In-Memory Arrow Data Accelerator

The In-Memory Arrow Data Accelerator is the default data accelerator in Spice. It uses Apache Arrow to store data in-memory for fast access and query performance.

Configuration​

To use the In-Memory Arrow Data Accelerator, no additional configuration is required beyond enabling acceleration.

Example:

datasets:
- from: spice.ai:path.to.my_dataset
name: my_dataset
acceleration:
enabled: true

However Arrow can be specified explicitly using arrow as the engine for acceleration.

datasets:
- from: spice.ai:path.to.my_dataset
name: my_dataset
acceleration:
enabled: true
engine: arrow

Limitations​

  • The In-Memory Arrow Data Accelerator does not support persistent storage.

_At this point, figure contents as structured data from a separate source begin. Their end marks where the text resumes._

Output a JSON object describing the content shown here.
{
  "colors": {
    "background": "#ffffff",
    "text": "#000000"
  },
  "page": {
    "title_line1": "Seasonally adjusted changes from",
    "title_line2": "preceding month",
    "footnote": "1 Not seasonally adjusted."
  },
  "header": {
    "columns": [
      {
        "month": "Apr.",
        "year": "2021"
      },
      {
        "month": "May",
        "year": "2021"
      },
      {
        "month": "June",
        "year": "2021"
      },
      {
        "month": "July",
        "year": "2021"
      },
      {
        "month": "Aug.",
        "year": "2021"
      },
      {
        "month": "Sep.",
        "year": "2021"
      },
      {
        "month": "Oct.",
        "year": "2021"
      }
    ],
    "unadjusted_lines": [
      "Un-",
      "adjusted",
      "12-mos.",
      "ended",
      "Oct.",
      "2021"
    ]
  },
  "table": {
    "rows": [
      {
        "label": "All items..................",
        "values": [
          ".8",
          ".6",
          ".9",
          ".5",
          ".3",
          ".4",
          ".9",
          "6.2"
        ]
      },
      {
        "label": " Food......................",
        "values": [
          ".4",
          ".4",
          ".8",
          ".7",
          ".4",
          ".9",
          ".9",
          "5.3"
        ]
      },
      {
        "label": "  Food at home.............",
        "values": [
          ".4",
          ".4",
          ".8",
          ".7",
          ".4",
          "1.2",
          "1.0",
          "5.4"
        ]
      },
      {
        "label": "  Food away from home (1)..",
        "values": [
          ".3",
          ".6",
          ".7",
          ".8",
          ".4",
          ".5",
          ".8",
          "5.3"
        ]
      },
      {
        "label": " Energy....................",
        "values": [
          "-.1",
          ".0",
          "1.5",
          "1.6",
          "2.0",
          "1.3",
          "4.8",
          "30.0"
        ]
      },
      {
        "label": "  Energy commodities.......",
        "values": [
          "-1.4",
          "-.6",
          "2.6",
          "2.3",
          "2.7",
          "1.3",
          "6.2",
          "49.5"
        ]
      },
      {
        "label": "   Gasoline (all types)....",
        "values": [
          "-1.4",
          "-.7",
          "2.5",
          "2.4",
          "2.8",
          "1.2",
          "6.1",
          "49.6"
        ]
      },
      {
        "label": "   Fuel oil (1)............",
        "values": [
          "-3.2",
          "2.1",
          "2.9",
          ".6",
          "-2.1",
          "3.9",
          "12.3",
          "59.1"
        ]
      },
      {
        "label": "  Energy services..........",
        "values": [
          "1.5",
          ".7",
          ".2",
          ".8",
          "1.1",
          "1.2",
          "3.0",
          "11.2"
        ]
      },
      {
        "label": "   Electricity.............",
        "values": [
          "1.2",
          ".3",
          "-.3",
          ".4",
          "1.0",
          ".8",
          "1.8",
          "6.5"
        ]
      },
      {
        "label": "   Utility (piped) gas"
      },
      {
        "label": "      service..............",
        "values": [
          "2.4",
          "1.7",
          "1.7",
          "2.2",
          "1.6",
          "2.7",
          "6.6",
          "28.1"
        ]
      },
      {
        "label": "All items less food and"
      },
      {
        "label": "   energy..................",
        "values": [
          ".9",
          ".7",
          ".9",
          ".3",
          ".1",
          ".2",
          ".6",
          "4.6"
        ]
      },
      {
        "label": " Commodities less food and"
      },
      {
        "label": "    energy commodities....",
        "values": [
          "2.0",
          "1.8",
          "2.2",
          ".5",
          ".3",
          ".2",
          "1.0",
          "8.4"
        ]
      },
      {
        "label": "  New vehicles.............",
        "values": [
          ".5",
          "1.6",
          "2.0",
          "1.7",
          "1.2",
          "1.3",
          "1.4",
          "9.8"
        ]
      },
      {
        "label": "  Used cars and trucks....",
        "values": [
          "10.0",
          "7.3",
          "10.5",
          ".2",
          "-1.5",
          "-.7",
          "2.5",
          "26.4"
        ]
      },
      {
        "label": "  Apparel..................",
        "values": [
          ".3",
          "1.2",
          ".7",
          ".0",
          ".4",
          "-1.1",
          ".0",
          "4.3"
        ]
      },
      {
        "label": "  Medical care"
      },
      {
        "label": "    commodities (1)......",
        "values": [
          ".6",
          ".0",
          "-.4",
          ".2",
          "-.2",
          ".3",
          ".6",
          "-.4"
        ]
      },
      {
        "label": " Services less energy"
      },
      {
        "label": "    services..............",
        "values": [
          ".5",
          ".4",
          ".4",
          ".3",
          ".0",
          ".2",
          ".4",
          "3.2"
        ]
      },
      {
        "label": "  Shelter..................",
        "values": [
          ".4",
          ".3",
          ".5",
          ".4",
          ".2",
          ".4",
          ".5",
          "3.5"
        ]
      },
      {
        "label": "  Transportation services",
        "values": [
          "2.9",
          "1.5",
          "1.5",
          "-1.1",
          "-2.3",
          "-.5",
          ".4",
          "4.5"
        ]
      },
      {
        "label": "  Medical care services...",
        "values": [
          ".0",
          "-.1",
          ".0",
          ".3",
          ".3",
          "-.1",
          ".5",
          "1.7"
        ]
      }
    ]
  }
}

Data is stored in-memory and will be lost when the Spice runtime is stopped.
  • The In-Memory Arrow Data Accelerator does not support Decimal256 (76 digits), as it exceeds Arrow's maximum Decimal width of 38 digits.
  • The In-Memory Arrow Data Accelerator does not support indexes.
  • The In-Memory Arrow Data Accelerator only supports primary-key constraints, not unique constraints.
  • With Arrow acceleration, mathematical operations like value1 / value2 are treated as integer division if the values are integers. For example, 1 / 2 will result in 0 instead of the expected 0.5. Use casting to FLOAT to ensure conversion to a floating-point value: CAST(1 AS FLOAT) / CAST(2 AS FLOAT) (or CAST(1 AS FLOAT) / 2).
Memory Considerations

When accelerating a dataset using the In-Memory Arrow Data Accelerator, some or all of the dataset is loaded into memory. Ensure sufficient memory is available, including overhead for queries and the runtime, especially with concurrent queries.

In-memory limitations can be mitigated by storing acceleration data on disk, which is supported by duckdb and sqlite accelerators by specifying mode: file.